GAZETTE:  You also kept the size of the faculty stable.

SMITH: Yes.  In the years before the crisis, the faculty identified the need to hire more tenure and tenure-track faculty members, in part because we needed to reduce the ratio of students to faculty. At the beginning of the crisis, we had approximately 100 more faculty members than a decade previously.

We decided early on that maintaining the size of the faculty was critical, both to support teaching and learning [and] to support the ongoing intellectual enterprise.  As a result, we never stopped searching or hiring.  Although those activities certainly slowed during that period, we are back to precrisis levels.

GAZETTE: Can you outline where things stand with the search for the next dean of Harvard College, and how interim Dean Don Pfister has done since stepping into that role?

SMITH: First of all, Don is fantastic. Being in an interim position is always difficult, but he’s dug into the situations — both the opportunities and the challenges — in front of the College, so I’m extremely thankful for his service to the College and to our students.

Don is a citizen of this institution in so many ways. He is an outstanding teacher in the classroom, but he’s also a former House master, and his experiences as someone who has been part of our community for a long time have been particularly helpful to draw upon.

In regards to the search, I spent time this summer talking to faculty, College staff, and some of our alumni leaders. Those conversations are continuing this fall. I have a faculty advisory committee that has already met once to talk about what the opportunities and challenges are for the College, and how those translate into skills we might value in the next College dean.
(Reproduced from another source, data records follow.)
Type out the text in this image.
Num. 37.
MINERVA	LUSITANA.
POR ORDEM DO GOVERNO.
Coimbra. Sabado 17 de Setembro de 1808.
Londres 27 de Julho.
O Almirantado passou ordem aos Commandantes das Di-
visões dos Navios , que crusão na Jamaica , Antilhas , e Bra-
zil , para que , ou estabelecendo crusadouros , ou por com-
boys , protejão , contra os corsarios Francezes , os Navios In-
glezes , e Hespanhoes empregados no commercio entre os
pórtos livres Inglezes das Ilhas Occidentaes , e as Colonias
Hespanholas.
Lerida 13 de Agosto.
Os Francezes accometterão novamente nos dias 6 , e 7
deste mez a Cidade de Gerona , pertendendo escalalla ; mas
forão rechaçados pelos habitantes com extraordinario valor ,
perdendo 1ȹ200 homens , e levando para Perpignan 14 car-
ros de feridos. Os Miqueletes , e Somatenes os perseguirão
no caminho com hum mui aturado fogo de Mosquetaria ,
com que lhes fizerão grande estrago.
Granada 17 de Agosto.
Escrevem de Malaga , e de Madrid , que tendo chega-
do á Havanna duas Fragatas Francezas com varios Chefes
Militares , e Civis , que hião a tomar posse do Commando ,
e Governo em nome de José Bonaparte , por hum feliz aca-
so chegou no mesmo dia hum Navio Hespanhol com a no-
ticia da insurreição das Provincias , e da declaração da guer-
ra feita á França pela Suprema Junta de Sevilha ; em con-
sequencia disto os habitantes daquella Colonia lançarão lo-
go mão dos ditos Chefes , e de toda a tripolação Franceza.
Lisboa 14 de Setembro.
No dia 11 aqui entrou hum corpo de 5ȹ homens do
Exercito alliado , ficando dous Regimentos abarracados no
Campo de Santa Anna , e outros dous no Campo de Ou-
I’m also talking with students. I met with the Undergraduate Council last week. And there are a number of student town halls planned in which I will meet with students across the freshman Yard, the river Houses, and the quad Houses to hear their thoughts on what qualities and characteristics they feel will be important for the next Dean to have.

At this point, I have hesitated to specify what characteristics I might be searching for because I want to hear from others. But there are some obvious ones. We want someone who understands the College and who cares deeply about the students’ experiences both in the classroom and outside the classroom, and who enjoys sitting down and talking with them.

Right now we have a very clear calendar for the consultation phase of the process, but frankly that’s the easy part. Then the hard work of trying to whittle down the names and do some interviewing will begin, and it will be a very individualized process. So I couldn’t give a timeline for the back end of this type of search.

GAZETTE: Are there any lessons you feel you’ve learned since taking over as dean?

SMITH: There are a lot of lessons. Every day brings something new. I will say I undertook this job not pretending I would understand all the pieces of it. The FAS is a wonderful organization, but it’s also a very large and complex organization. Over the last 6½ years, I have tried to be a student of the FAS, and spend time exploring parts of it that I have not been to before. Everywhere I go, our faculty and staff are incredibly generous with their time, and are excited about the things they’re working on, and how it will have an impact on the education of our students, or on the generation of new knowledge.

One of the other lessons I’ve learned, especially as we enter into this campaign, was about the impact Harvard has had on the world beyond Cambridge. I had known that Harvard has an exceptional alumni base who care about what we do. But when I talk with those individuals and hear their stories about the effect this institution has had on them, or the interactions they’ve had with our faculty, staff, and students, it takes you to a new level of appreciation for the impact the FAS has on so many people.